Huambo, known during Portuguese colonial times as “Nova Lisboa,” is close to the dead center of Angola. During the country’s war for independence (1961-1974) and civil war (1975-2002), it was very nearly obliterated as battle lines swept back and forth. Planners dreamt it would one day become Angola’s capital and after three decades of destruction, rough outlines of wide roads, parks and modern buildings could still be seen.
For a glimpse of the city as it was, take a look at this slide show of old photographs and postcards some nostalgic soul posted on You Tube:
In 2004, the streets of Huambo were just re-awakening.
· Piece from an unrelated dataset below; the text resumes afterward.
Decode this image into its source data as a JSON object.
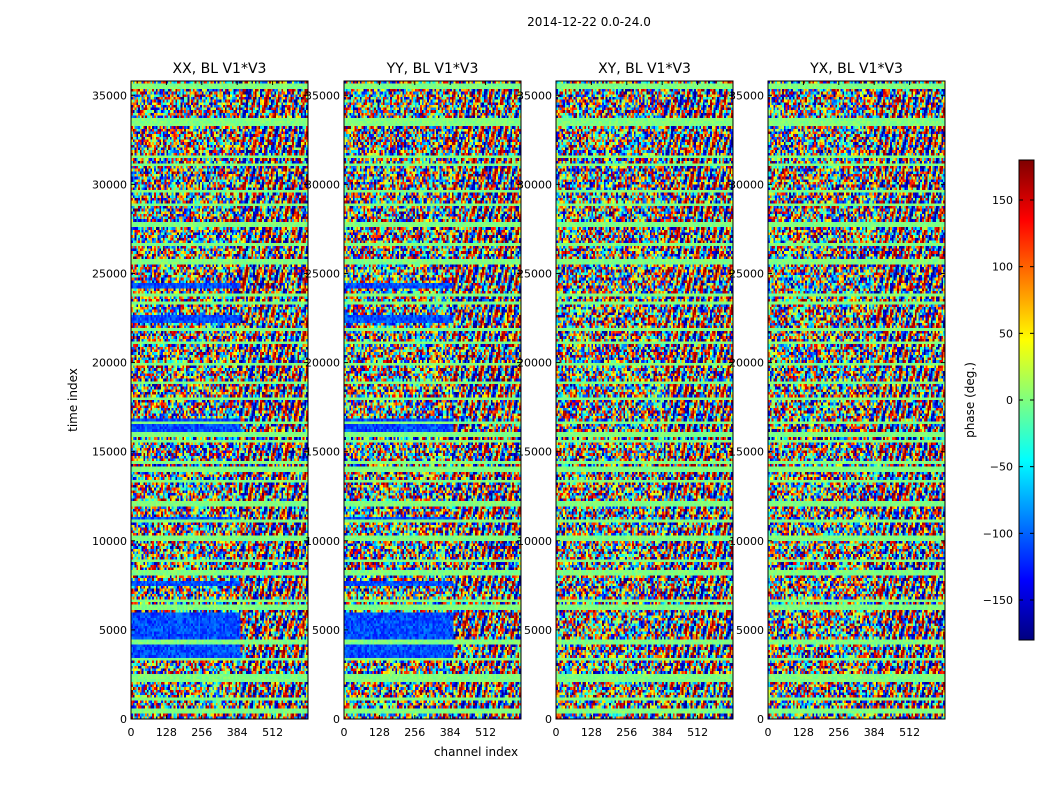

A few people walked with carrier bags, a group of kids chased hoops, and a handful of shops sold steeply priced bottled water and cigarettes to the development workers making their way into town. What had once been wide-tree lined boulevards (and the route of a famous racing circuit in the 1960s) were almost impassable. Nearly every building was pock-marked with signs of war or completely obliterated.
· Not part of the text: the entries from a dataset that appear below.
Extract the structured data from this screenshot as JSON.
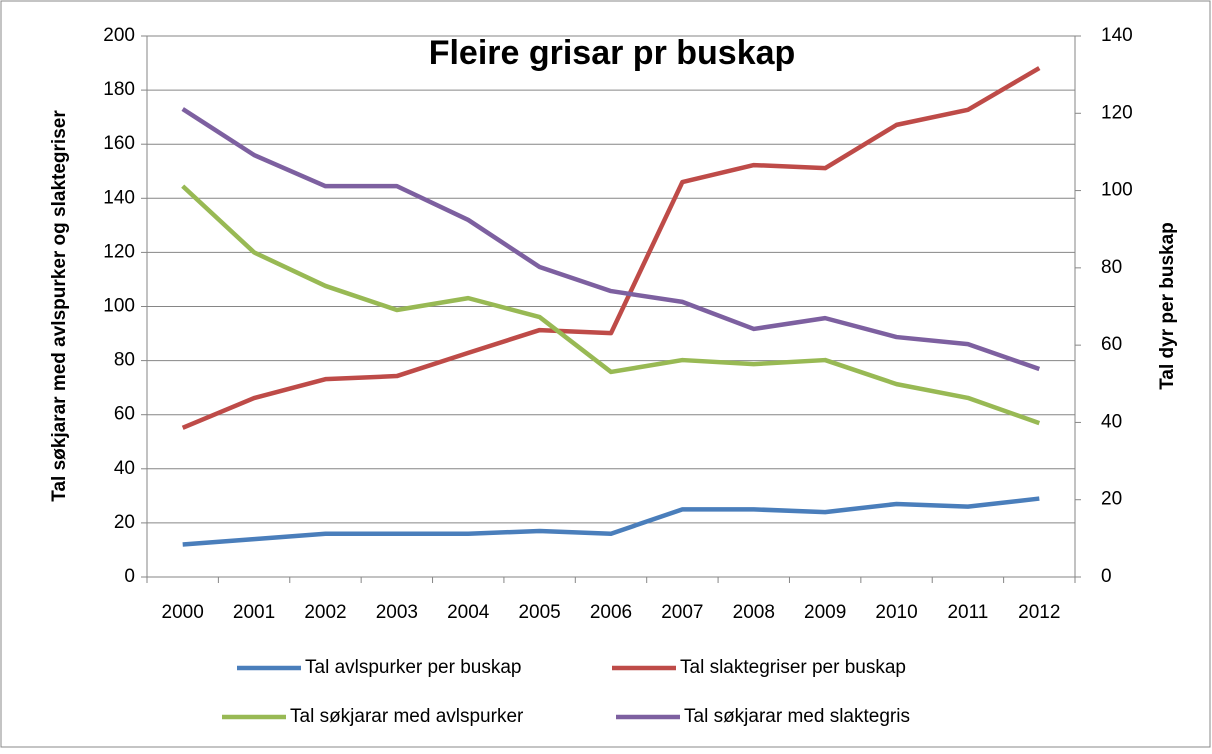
{
  "chart_data": {
    "type": "line",
    "title": "Fleire grisar pr buskap",
    "y_label": "Tal søkjarar med avlspurker og slaktegriser",
    "y2_label": "Tal dyr per buskap",
    "categories": [
      "2000",
      "2001",
      "2002",
      "2003",
      "2004",
      "2005",
      "2006",
      "2007",
      "2008",
      "2009",
      "2010",
      "2011",
      "2012"
    ],
    "series": [
      {
        "name": "Tal avlspurker per buskap",
        "color": "#4a7ebb",
        "axis": "y2",
        "values": [
          8.4,
          9.8,
          11.2,
          11.2,
          11.2,
          11.9,
          11.2,
          17.5,
          17.5,
          16.8,
          18.9,
          18.2,
          20.3
        ]
      },
      {
        "name": "Tal slaktegriser per buskap",
        "color": "#be4b48",
        "axis": "y2",
        "values": [
          38.6,
          46.3,
          51.2,
          52,
          58,
          63.9,
          63.1,
          102.2,
          106.6,
          105.8,
          117,
          120.9,
          131.7
        ]
      },
      {
        "name": "Tal søkjarar med avlspurker",
        "color": "#98b954",
        "values": [
          144.5,
          120,
          107.6,
          98.7,
          103.1,
          96.1,
          75.8,
          80.2,
          78.7,
          80.2,
          71.3,
          66.2,
          56.9
        ]
      },
      {
        "name": "Tal søkjarar med slaktegris",
        "color": "#7d60a0",
        "values": [
          173,
          156,
          144.5,
          144.5,
          132,
          114.6,
          105.7,
          101.7,
          91.7,
          95.7,
          88.7,
          86.1,
          76.9
        ]
      }
    ],
    "ylim": [
      0,
      200
    ],
    "yticks": [
      0,
      20,
      40,
      60,
      80,
      100,
      120,
      140,
      160,
      180,
      200
    ],
    "y2lim": [
      0,
      140
    ],
    "y2ticks": [
      0,
      20,
      40,
      60,
      80,
      100,
      120,
      140
    ],
    "grid": true
  }
}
Half moonscape, half time capsule from the mid-20th century, one felt very acutely how fragile lives, places and times can be.
See here for a speed-read of the rough details of the conflict in Angola. For a great (if dated) in-depth read, pick up Karl Maier’s 1995 book, “Angola: Promises and Lies.” Available here (UK) and here (US).
Huambo today is apparently much re-built and re-populated.